If you really want to skimp on resources, forgo a desktop altogether in favor of a simple windows manager. Popular choices include JWM, Openbox, and Fluxbox. These run faster than a full desktop but at the cost of a less user-friendly interface. For example, you often can't put icons on your desktop, and you may not have a system tray or dock.
Right-size your Linux distribution for your PC
Your Linux distribution can impact PC performance. Some distros assume they're running on powerful state-of-the-art computers, while others are designed to run with fewer resources. So if you're running a full-featured distro and it doesn't perform well, test a lightweight alternative to see if it improves responsiveness.
Testing different distros is easy. Just download the Linux distro you want to try. Write it to a USB memory stick with an open source tool like Fedora Media Writer or Unetbootin. Then boot your PC from the memory stick to test drive the distro. Start up one of the system monitoring tools I mentioned earlier, and measure whether the new distro uses hardware more efficiently.
The lightest distros I've used are AntiX and Puppy Linux. These use window managers instead of a desktop, bundle lightweight apps, and are specifically designed to run on limited-resource computers. They even run well on 15-year-old machines! (You can even refurbish old computers using lightweight Linux software.)
The tradeoff is that their desktops aren't glitzy. Their interfaces may be unfamiliar to you, and you may have to learn how to configure them as you would a full desktop environment. For some people, that's frustrating, but for others, it's a fun challenge and an opportunity to learn something new.

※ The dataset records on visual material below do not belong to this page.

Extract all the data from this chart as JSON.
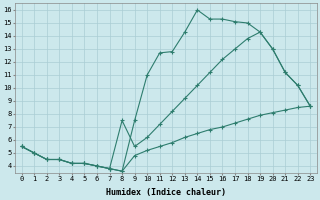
{
  "xlabel": "Humidex (Indice chaleur)",
  "bg_color": "#cce8ec",
  "line_color": "#2e7d6e",
  "grid_color": "#aacdd4",
  "xlim": [
    -0.5,
    23.5
  ],
  "ylim": [
    3.5,
    16.5
  ],
  "xticks": [
    0,
    1,
    2,
    3,
    4,
    5,
    6,
    7,
    8,
    9,
    10,
    11,
    12,
    13,
    14,
    15,
    16,
    17,
    18,
    19,
    20,
    21,
    22,
    23
  ],
  "yticks": [
    4,
    5,
    6,
    7,
    8,
    9,
    10,
    11,
    12,
    13,
    14,
    15,
    16
  ],
  "curve1_x": [
    0,
    1,
    2,
    3,
    4,
    5,
    6,
    7,
    8,
    9,
    10,
    11,
    12,
    13,
    14,
    15,
    16,
    17,
    18,
    19,
    20,
    21,
    22,
    23
  ],
  "curve1_y": [
    5.5,
    5.0,
    4.5,
    4.5,
    4.2,
    4.2,
    4.0,
    3.8,
    3.6,
    7.5,
    11.0,
    12.7,
    12.8,
    14.3,
    16.0,
    15.3,
    15.3,
    15.1,
    15.0,
    14.3,
    13.0,
    11.2,
    10.2,
    8.6
  ],
  "curve2_x": [
    0,
    1,
    2,
    3,
    4,
    5,
    6,
    7,
    8,
    9,
    10,
    11,
    12,
    13,
    14,
    15,
    16,
    17,
    18,
    19,
    20,
    21,
    22,
    23
  ],
  "curve2_y": [
    5.5,
    5.0,
    4.5,
    4.5,
    4.2,
    4.2,
    4.0,
    3.8,
    7.5,
    5.5,
    6.2,
    7.2,
    8.2,
    9.2,
    10.2,
    11.2,
    12.2,
    13.0,
    13.8,
    14.3,
    13.0,
    11.2,
    10.2,
    8.6
  ],
  "curve3_x": [
    0,
    1,
    2,
    3,
    4,
    5,
    6,
    7,
    8,
    9,
    10,
    11,
    12,
    13,
    14,
    15,
    16,
    17,
    18,
    19,
    20,
    21,
    22,
    23
  ],
  "curve3_y": [
    5.5,
    5.0,
    4.5,
    4.5,
    4.2,
    4.2,
    4.0,
    3.8,
    3.6,
    4.8,
    5.2,
    5.5,
    5.8,
    6.2,
    6.5,
    6.8,
    7.0,
    7.3,
    7.6,
    7.9,
    8.1,
    8.3,
    8.5,
    8.6
  ]
}
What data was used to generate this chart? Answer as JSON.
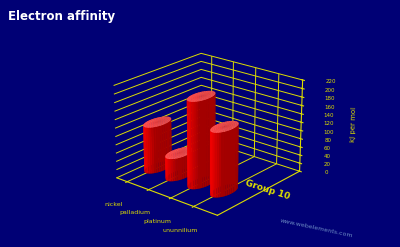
{
  "title": "Electron affinity",
  "zlabel": "kJ per mol",
  "xlabel_group": "Group 10",
  "elements": [
    "nickel",
    "palladium",
    "platinum",
    "ununnilium"
  ],
  "values": [
    112,
    54,
    205,
    151
  ],
  "bar_color_main": "#cc0000",
  "bar_color_light": "#ff5555",
  "bar_color_dark": "#880000",
  "background_color": "#000075",
  "axis_color": "#dddd00",
  "text_color": "#dddd00",
  "title_color": "#ffffff",
  "yticks": [
    0,
    20,
    40,
    60,
    80,
    100,
    120,
    140,
    160,
    180,
    200,
    220
  ],
  "ylim_max": 220,
  "watermark": "www.webelements.com",
  "figsize": [
    4.0,
    2.47
  ],
  "dpi": 100,
  "elev": 22,
  "azim": -50
}
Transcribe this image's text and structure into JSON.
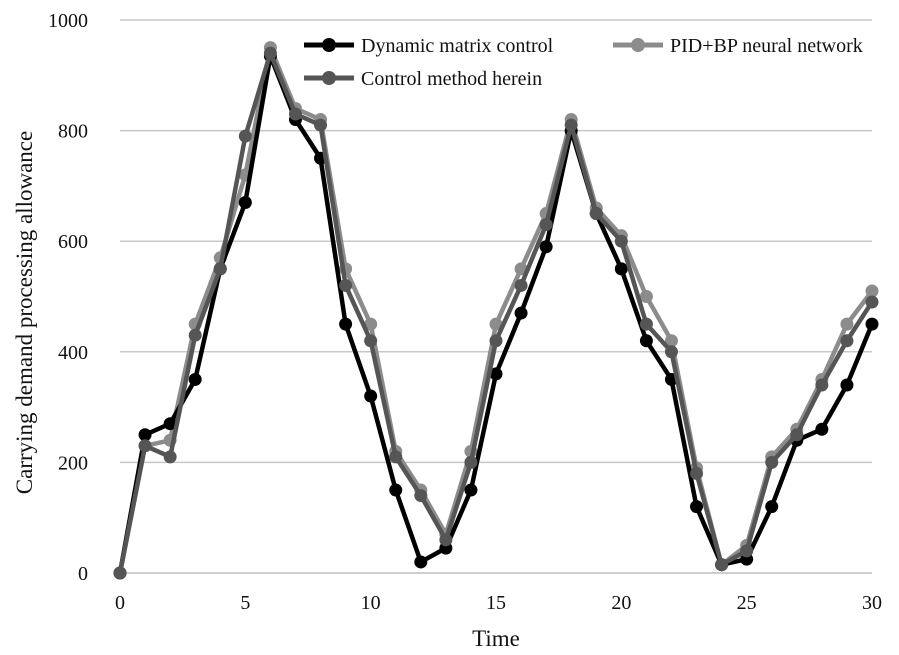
{
  "chart_data": {
    "type": "line",
    "title": "",
    "xlabel": "Time",
    "ylabel": "Carrying demand processing allowance",
    "xlim": [
      0,
      30
    ],
    "ylim": [
      0,
      1000
    ],
    "x_ticks": [
      0,
      5,
      10,
      15,
      20,
      25,
      30
    ],
    "y_ticks": [
      0,
      200,
      400,
      600,
      800,
      1000
    ],
    "grid": "horizontal",
    "legend_position": "top-right",
    "x": [
      0,
      1,
      2,
      3,
      4,
      5,
      6,
      7,
      8,
      9,
      10,
      11,
      12,
      13,
      14,
      15,
      16,
      17,
      18,
      19,
      20,
      21,
      22,
      23,
      24,
      25,
      26,
      27,
      28,
      29,
      30
    ],
    "series": [
      {
        "name": "Dynamic matrix control",
        "color": "#000000",
        "values": [
          0,
          250,
          270,
          350,
          550,
          670,
          935,
          820,
          750,
          450,
          320,
          150,
          20,
          45,
          150,
          360,
          470,
          590,
          800,
          650,
          550,
          420,
          350,
          120,
          15,
          25,
          120,
          240,
          260,
          340,
          450
        ]
      },
      {
        "name": "PID+BP neural network",
        "color": "#8c8c8c",
        "values": [
          0,
          230,
          240,
          450,
          570,
          720,
          950,
          840,
          820,
          550,
          450,
          220,
          150,
          70,
          220,
          450,
          550,
          650,
          820,
          660,
          610,
          500,
          420,
          190,
          15,
          50,
          210,
          260,
          350,
          450,
          510
        ]
      },
      {
        "name": "Control method herein",
        "color": "#555555",
        "values": [
          0,
          230,
          210,
          430,
          550,
          790,
          940,
          830,
          810,
          520,
          420,
          210,
          140,
          60,
          200,
          420,
          520,
          630,
          810,
          650,
          600,
          450,
          400,
          180,
          15,
          40,
          200,
          250,
          340,
          420,
          490
        ]
      }
    ]
  }
}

Make PC configuration changes
I'll conclude with some basic Linux configuration changes you may want to try. Taken individually, each won't improve performance enough that you'd notice. But in the aggregate, they can have a measurable impact:
- Verify that you have optimal device drivers for all devices.
- Avoid overheating to prevent step-downs in CPU speed (CPU throttling).
- Reduce boot time by reducing the default GRUB_TIMEOUT parameter for the Grub menu.)
- Eliminate unneeded apps and services from your startup list (the programs that run every time you boot your computer). Linux desktop environments typically provide GUI panels for this so that you don't need to edit configuration files or scripts directly.
- Speed updates and downloads by using the fastest mirror available.
- Avoid using swap memory.
- If you do use swap, place it on your fastest device.
- Verify your WiFi is operating at peak bandwidth by comparing its WiFi speed versus when it's directly cabled to your modem.
- Verify your router isn't causing a slowdown by testing internet connection speeds without it.
- Match USB standards between your USB ports and devices to ensure they don't step down to the speed of the slower partner.
- Verify your USB transfer rates with the benchmark feature in GNOME Disks.
- If you must use virtual machines, tune them for performance.
- Clean out old history, log, and junk files with open source GUI tools like BleachBit and Sweeper.
- Clean out unused junk files by uninstalling apps you don't use. On Debian-based systems, clean the APT cache.
- Find and delete duplicate files by using an open source GUI tool like FSlint.
If readers express interest, I'll discuss these tweaks in detail in a future article. (Please let me know in the comments if you'd like to see this.)
In a previous article, I discussed how to identify and remove performance bottlenecks. In my last article, I explained how to efficiently upgrade your Linux PC hardware. This article completes the series by presenting software and behavioral changes that improve PC performance.
I'm sure you have many good performance tips of your own. Please add your favorites in the comments.